Biography:
Daulet Aitmakhanov is the co-founder of Finflow, a Kazakh startup building an AI-powered CFO for SMEs. FinFlow just closed a $500K pre-seed round. FinFlow currently does around $6K in MRR. Over 160 SMEs use the product.
Prior to Finflow, Daulet co-founded ISSU, an online perfume subscription service for the Kazakh market. He also worked as a CFO for CTOgram, another Kazakh startup building a marketplace for car servicing.
What did you learn while building ISSU that you’re implementing at FinFlow?
ISSU was a copycat of Scentbird, an American online perfume subscription service. I figured there was Kazakh market demand for such a product that no company was building for. We targeted mostly women between 18 and 35, with subscription prices ranging from $20 to $60 per month.
ISSU was an extremely operationally-heavy business. We had to find the perfume suppliers, package the perfumes, send them to the right address month after month… I vowed to make my next company more software-based.
Onto Finflow. You initially wanted to build for the US market, but pivoted back to Kazakhstan. Why?
My co-founders and I had all focused on the Kazakh market for most of our careers. We wanted a taste of something new, so we set out to build Finflow for American and European startup founders. Purchasing power is high in those markets, so there was an interesting labor cost arbitrage opportunity by keeping our team in Kazakhstan.

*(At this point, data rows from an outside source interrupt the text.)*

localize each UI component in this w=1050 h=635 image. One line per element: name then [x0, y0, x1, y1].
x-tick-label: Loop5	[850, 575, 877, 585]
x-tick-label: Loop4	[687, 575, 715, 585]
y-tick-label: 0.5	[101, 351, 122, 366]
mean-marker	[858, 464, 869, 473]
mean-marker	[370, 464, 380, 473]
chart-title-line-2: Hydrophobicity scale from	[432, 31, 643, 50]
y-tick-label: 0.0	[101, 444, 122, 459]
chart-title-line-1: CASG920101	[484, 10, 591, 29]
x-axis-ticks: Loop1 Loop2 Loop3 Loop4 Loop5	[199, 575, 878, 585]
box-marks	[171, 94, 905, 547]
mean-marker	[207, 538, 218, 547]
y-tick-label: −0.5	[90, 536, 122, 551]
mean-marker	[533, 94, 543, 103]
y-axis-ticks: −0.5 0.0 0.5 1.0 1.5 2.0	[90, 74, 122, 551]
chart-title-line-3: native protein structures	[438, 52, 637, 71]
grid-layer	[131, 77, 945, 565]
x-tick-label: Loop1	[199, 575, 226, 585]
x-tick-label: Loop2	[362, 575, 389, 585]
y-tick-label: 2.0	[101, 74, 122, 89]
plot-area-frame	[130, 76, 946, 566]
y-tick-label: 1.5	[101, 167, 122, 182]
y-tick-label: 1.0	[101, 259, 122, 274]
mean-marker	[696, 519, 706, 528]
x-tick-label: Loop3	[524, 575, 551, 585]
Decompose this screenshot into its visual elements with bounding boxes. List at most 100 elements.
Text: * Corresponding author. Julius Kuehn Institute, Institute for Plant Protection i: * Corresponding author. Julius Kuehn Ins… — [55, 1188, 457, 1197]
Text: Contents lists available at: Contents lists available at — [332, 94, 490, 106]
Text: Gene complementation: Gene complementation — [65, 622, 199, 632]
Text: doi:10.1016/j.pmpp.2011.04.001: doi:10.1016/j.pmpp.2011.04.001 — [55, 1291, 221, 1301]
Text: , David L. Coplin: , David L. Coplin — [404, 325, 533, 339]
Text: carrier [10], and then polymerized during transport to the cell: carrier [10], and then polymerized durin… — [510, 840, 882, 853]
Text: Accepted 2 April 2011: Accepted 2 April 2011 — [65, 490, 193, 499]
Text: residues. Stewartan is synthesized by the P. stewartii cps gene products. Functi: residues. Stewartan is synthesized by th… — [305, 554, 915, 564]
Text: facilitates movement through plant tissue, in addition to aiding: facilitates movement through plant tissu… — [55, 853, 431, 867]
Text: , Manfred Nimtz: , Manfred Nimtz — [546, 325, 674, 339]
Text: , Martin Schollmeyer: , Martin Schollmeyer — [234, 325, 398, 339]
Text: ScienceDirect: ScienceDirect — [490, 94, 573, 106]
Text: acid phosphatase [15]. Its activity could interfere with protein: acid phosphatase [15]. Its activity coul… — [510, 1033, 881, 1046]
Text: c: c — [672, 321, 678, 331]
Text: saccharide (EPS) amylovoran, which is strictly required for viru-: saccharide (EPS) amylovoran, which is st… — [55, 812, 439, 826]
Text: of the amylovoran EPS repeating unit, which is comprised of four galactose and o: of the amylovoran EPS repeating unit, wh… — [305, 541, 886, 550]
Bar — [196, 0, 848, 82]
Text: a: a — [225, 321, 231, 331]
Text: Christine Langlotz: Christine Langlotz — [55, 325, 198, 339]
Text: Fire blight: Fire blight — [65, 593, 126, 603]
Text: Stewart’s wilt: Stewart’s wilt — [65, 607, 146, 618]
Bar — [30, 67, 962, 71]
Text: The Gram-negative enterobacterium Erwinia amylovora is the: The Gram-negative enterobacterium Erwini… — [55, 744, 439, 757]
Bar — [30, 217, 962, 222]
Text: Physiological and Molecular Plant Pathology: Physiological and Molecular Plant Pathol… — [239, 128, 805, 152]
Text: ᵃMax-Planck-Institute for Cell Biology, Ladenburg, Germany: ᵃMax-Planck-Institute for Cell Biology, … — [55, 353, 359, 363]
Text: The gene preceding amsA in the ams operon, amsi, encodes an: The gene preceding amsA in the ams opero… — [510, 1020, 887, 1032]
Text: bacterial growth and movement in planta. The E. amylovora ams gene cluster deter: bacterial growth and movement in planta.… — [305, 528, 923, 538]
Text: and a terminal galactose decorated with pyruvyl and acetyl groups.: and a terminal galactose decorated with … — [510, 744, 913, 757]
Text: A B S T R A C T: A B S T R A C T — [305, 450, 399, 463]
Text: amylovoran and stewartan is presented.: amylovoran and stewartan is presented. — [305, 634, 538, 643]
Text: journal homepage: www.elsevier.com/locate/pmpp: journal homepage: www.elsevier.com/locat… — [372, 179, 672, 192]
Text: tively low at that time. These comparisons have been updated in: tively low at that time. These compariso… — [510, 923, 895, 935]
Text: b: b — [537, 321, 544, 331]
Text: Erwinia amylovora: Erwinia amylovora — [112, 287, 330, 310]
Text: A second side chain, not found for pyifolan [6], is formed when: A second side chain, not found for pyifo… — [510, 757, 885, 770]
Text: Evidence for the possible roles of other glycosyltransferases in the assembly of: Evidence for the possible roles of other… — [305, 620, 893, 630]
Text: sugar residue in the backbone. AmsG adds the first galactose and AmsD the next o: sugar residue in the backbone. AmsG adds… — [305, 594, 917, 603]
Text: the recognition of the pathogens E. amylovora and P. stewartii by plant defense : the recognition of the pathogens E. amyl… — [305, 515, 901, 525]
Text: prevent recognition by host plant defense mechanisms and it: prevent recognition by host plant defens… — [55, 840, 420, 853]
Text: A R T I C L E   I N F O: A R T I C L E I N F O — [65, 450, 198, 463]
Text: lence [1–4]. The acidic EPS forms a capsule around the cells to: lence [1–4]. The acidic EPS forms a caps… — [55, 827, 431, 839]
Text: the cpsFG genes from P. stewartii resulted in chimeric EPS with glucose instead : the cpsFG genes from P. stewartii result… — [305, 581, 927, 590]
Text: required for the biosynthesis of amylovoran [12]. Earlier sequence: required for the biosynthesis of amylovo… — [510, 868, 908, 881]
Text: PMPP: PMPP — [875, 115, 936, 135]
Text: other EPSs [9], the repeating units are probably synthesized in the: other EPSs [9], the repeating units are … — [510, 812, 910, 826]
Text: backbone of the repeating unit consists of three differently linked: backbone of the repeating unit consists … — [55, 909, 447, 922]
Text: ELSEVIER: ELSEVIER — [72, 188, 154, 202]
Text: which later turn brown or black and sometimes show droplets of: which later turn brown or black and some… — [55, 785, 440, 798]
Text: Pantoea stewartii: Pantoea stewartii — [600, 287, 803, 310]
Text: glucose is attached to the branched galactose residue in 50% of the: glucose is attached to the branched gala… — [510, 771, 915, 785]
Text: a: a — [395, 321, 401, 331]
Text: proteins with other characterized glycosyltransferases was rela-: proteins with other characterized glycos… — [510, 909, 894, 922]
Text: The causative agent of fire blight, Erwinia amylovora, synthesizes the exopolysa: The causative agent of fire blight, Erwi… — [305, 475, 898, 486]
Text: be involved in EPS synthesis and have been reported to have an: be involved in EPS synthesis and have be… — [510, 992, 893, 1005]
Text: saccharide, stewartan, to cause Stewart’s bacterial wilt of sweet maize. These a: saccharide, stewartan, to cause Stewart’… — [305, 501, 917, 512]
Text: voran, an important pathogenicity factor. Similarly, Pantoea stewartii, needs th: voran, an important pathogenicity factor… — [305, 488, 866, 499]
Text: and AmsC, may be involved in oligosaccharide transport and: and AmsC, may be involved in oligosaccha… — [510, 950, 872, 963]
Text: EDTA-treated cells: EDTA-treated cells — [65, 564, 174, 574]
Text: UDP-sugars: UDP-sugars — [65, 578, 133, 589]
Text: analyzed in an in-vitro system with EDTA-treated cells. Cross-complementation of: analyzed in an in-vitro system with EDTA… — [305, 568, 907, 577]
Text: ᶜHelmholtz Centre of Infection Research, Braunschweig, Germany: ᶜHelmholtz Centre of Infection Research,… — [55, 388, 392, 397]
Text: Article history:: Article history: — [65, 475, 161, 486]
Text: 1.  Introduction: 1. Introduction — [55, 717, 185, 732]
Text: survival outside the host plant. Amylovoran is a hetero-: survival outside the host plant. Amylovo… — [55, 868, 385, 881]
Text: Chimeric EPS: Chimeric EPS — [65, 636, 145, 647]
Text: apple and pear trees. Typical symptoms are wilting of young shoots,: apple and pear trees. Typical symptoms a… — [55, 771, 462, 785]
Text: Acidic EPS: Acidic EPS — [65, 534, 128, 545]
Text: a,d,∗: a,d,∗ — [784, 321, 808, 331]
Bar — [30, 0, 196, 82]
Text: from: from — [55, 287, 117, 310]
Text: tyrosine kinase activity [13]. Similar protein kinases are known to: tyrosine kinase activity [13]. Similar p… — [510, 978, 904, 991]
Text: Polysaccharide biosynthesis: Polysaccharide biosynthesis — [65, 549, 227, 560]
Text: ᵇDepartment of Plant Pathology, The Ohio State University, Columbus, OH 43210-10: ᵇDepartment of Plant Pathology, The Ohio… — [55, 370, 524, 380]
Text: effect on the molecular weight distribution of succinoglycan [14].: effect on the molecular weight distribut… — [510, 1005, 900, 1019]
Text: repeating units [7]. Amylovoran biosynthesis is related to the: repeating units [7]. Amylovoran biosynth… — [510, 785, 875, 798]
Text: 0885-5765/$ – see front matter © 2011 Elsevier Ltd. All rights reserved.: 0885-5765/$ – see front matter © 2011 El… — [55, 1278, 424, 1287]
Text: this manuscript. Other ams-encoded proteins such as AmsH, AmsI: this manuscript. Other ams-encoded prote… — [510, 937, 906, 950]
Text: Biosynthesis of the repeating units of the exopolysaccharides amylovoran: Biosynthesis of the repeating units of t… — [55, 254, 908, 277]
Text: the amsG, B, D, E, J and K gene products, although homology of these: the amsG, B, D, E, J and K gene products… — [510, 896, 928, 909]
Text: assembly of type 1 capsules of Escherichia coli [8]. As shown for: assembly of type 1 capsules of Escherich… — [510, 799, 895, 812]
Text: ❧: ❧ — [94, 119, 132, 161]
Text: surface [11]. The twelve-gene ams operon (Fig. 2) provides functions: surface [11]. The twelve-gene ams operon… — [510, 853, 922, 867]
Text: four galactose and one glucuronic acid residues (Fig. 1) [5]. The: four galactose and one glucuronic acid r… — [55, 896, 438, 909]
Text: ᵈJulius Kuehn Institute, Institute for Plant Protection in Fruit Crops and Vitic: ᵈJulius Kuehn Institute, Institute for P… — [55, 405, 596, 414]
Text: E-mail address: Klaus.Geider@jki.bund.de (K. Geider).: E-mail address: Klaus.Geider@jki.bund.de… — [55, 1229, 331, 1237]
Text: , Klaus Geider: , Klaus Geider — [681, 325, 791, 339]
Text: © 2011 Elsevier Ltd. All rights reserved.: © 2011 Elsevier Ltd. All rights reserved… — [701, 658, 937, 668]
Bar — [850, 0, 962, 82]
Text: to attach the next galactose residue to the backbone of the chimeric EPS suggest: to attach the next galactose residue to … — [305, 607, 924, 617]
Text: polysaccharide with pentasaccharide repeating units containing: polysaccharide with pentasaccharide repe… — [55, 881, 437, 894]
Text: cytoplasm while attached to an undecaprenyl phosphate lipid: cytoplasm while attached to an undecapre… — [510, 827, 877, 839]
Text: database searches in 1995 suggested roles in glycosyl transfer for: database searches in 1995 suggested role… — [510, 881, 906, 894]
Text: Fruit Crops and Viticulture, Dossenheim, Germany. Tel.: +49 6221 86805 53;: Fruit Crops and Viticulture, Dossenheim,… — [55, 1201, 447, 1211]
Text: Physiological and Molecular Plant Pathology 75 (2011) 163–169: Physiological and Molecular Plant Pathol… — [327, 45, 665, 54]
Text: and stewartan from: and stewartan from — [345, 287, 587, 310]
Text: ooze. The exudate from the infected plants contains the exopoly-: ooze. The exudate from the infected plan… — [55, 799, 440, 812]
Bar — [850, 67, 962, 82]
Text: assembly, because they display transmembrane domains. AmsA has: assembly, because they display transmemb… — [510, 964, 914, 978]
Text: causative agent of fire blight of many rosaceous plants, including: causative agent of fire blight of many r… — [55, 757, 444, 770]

We got good feedback from early users, but realized that the US market was so flooded with similar solutions that it would take us a long time to get to par with local, well-funded startups. Our MVP wasn’t meeting expectations.
On the other hand, there was a blatant, unserviced need for a similar product here in Kazakhstan and in the wider region, so we geographically pivoted.
Can you synthesize Finflow’s product?
We’re building an AI CFO for SMEs. Our goal is to help companies that don’t have the resources to hire a full-time CFO access 60% of what a CFO can do (cash-flow forecasting, financial modeling, financial management…) for a fraction of the price.
This helps SMEs put together cleaner financials and better forecasting visibility, increasing their chances of getting loans with local banks.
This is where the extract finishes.